Mrs. Sykes waved a deprecatory hand, at once exhibiting and apologising for so much splendour.
"This is the spare-room," she explained. "And there," pointing to the high, old-fas.h.i.+oned bed, "is Ann."
Callandar crossed the immaculate matting gingerly, taking Ann on faith, as it were, for, from the door, no; Ann was visible, only a very small dent in the big whiteness of the bed.
"Ann! Here's the doctor!"
A small black head and a pair of frightened black eyes appeared for a moment as if by conjuration, and instantly vanished.
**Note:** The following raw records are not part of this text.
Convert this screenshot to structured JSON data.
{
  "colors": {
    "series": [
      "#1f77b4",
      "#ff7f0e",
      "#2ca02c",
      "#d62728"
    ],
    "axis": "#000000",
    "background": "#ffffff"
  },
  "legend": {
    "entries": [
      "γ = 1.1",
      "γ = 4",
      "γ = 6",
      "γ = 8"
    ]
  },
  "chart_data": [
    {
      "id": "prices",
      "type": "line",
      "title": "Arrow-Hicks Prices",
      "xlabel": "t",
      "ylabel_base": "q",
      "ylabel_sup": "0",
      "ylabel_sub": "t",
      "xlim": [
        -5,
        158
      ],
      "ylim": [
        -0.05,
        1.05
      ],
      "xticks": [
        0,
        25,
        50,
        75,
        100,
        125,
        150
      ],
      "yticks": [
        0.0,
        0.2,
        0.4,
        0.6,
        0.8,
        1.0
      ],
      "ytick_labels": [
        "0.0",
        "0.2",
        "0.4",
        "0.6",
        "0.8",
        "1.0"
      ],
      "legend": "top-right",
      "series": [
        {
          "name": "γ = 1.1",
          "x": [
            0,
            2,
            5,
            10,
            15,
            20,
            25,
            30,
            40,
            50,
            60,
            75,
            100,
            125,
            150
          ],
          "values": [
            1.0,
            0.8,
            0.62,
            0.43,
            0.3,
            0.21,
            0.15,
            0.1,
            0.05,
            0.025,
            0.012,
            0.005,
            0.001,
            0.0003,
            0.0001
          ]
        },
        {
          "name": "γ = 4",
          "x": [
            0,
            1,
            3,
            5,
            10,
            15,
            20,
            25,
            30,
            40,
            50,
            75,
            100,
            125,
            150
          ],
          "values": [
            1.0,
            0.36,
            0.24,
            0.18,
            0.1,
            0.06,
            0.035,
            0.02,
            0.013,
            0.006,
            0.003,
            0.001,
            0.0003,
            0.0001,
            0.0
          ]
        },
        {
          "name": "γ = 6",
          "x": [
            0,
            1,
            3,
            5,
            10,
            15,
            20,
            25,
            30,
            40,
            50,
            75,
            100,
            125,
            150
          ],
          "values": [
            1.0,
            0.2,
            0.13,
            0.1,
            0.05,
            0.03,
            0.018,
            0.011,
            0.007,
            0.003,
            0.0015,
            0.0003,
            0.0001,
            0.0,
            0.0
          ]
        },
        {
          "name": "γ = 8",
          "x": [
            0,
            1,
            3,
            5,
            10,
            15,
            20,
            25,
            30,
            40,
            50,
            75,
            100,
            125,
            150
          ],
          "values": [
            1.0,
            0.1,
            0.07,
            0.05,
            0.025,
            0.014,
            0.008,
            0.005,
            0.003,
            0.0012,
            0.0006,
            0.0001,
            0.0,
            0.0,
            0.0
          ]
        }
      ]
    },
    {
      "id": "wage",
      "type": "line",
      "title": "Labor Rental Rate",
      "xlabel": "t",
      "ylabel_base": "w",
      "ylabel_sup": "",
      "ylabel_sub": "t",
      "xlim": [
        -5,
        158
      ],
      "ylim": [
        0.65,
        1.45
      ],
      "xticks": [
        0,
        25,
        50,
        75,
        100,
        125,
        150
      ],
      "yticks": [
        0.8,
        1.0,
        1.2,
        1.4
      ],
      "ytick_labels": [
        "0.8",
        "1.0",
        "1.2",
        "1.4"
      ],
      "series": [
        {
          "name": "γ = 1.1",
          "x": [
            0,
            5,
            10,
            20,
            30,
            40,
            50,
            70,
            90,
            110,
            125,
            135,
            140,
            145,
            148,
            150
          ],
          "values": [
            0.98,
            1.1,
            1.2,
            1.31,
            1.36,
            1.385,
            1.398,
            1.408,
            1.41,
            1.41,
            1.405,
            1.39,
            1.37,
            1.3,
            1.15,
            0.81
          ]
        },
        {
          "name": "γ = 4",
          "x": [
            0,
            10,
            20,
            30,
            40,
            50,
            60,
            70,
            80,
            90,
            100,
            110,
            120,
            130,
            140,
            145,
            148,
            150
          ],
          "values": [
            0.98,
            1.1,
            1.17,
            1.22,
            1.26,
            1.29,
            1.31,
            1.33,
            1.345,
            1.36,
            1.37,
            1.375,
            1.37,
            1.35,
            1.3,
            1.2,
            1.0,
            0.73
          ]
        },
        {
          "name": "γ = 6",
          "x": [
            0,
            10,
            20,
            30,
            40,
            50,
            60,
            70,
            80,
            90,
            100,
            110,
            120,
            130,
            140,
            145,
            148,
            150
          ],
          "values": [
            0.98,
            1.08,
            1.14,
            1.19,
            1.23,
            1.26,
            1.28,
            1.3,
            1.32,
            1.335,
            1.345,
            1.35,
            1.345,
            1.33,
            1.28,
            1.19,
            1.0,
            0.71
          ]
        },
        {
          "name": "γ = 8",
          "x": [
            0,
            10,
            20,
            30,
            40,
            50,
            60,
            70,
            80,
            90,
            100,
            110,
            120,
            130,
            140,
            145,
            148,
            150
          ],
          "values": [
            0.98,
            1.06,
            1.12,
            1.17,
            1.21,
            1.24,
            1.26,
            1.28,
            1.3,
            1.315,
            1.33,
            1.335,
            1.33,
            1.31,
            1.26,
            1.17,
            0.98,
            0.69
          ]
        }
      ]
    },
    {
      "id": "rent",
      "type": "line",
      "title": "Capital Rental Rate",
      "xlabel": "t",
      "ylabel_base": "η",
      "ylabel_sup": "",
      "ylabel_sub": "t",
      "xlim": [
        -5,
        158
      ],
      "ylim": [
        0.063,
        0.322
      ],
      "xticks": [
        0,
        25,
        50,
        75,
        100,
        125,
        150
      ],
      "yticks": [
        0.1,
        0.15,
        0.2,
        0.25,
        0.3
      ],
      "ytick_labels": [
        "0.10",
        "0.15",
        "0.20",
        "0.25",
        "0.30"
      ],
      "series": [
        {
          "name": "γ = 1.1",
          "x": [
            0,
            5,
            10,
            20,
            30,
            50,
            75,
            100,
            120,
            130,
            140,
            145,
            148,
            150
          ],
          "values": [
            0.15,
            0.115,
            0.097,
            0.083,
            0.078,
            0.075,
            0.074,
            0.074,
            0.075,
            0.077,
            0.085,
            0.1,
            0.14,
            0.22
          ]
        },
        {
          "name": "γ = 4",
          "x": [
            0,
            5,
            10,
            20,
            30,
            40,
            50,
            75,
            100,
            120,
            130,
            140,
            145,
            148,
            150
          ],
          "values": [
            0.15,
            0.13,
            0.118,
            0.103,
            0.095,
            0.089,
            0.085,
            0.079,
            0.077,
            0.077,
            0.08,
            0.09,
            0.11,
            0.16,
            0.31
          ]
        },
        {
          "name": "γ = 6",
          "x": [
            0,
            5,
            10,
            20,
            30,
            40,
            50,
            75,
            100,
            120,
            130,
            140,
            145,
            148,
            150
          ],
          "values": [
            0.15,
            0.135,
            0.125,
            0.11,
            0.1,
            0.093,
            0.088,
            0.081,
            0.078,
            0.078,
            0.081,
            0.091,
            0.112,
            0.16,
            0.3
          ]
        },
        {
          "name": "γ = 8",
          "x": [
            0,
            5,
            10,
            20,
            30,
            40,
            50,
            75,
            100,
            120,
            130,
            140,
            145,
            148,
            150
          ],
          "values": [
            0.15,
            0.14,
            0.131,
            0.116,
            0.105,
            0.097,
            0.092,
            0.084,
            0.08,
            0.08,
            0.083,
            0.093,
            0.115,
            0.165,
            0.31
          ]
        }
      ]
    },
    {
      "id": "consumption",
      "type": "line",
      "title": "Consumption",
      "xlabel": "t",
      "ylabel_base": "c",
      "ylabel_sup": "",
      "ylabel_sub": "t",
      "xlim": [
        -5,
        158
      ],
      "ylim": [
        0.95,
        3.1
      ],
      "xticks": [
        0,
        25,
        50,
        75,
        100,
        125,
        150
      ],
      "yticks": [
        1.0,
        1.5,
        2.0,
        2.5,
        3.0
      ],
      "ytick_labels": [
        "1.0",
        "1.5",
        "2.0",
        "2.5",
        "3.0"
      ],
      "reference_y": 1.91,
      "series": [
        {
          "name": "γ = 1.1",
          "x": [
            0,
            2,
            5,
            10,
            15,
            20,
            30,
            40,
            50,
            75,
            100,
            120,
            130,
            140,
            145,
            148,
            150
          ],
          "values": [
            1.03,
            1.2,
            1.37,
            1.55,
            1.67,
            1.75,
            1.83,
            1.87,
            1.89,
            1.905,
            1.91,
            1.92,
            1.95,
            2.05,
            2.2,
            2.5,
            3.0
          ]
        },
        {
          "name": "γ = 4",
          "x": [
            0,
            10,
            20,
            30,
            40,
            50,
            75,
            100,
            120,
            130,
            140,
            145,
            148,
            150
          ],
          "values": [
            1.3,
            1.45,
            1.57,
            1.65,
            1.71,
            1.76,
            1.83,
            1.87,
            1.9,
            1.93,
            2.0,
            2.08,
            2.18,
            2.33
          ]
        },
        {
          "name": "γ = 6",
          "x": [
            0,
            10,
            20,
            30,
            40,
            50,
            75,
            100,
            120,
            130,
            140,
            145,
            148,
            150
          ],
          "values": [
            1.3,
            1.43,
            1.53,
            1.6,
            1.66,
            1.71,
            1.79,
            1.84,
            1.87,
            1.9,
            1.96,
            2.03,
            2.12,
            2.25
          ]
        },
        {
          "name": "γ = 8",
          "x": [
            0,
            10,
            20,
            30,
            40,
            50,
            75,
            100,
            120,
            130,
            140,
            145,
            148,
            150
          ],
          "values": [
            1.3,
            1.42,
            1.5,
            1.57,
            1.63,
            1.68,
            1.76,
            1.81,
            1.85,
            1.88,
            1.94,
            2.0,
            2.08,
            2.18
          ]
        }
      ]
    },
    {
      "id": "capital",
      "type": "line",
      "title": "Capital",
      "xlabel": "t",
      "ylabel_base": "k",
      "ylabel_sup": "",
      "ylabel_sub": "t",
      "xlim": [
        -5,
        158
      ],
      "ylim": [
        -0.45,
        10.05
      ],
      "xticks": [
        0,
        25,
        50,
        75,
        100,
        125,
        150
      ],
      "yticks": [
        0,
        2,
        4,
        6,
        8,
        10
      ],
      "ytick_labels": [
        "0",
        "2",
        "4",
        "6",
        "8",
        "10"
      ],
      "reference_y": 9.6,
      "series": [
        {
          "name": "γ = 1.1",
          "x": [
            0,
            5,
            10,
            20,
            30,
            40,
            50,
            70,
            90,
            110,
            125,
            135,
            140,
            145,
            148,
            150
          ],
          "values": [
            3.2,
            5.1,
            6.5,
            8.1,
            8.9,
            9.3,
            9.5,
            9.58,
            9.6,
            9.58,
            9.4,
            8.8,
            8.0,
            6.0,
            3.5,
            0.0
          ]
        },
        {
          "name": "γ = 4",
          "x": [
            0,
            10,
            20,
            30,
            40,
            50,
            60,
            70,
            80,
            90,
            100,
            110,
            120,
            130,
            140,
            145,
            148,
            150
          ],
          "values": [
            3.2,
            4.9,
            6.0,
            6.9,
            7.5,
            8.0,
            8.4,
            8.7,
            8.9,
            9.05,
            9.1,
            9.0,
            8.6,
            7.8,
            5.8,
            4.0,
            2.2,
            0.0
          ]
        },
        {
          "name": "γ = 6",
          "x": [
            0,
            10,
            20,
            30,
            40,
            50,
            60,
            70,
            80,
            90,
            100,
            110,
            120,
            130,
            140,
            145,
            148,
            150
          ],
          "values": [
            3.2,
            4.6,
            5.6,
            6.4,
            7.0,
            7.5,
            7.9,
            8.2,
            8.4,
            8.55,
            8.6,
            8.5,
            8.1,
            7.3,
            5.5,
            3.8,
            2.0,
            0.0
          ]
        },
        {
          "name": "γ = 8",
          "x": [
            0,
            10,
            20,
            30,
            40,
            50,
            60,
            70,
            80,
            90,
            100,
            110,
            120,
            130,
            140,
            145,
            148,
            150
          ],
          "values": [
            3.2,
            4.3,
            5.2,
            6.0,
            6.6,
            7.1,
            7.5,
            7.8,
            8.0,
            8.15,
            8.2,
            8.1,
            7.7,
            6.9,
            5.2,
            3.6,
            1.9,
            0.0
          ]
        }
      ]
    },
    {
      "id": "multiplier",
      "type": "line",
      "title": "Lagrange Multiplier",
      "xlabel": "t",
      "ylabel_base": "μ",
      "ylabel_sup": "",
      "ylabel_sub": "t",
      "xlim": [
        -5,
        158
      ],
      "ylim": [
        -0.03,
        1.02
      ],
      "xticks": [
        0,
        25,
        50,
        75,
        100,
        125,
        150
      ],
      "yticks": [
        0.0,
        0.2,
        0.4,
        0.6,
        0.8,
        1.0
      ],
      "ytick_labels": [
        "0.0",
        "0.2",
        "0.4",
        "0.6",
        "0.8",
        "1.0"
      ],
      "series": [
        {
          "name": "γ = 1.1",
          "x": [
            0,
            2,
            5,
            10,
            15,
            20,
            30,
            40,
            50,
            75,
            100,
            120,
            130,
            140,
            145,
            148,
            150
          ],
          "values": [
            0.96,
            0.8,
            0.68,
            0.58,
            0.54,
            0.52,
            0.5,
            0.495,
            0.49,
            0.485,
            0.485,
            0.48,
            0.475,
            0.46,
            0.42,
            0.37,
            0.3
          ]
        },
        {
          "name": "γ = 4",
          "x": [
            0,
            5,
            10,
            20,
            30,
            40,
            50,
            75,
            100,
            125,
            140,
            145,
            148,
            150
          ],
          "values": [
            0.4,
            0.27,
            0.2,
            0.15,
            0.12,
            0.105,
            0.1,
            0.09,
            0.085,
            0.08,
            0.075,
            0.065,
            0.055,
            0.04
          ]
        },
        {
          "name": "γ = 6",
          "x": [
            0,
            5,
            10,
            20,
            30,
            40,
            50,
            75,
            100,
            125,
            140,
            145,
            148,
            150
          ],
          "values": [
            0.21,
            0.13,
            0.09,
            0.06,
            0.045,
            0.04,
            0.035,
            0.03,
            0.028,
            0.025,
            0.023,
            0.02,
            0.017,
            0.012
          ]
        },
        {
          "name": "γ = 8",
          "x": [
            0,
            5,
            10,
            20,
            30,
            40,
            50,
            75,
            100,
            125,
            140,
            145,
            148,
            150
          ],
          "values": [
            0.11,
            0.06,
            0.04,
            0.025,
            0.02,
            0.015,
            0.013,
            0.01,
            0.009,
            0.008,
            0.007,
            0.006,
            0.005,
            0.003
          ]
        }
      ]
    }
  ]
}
"Ann!" said Mrs. Sykes more sternly.
There was a squirming somewhere under the bedclothes, but nothing happened.
"Great Scott!" exclaimed the doctor, "you've got the child in a feather-bed!"
Mrs. Sykes beamed complacently.
"Yes, I have. It may seem like taking a lot of trouble for nothing, but you never can tell. I ain't one of them that never prepares for anything. Jest as soon as Ann gets sick I move her right into the spare-room and put her into the best feathers. Then if she should be took sudden I wouldn't have anything to regret. The minister and the doctor can come in here any hour and find things as I could wish....
Ann! what do you mean by wiggling down like that? Ann--come up at once!
The doctor wants to see your tongue."
This time the note of command was effective. The black head came to the surface, again followed by the frightened eyes and plump little cheeks stained with feverish red.
"Some cool water, if you please," ordered the doctor in his best professional manner. Mrs. Sykes opened her lips to ask why, but something caused her to shut them without asking.
When she had left the room, Callandar leaned suddenly over and lifted Ann bodily out of the dent and placed her firmly upon a pillow. It was a very plump pillow, evidently filled with the "best feathers," but compared with the bed it was as a rock in an ocean.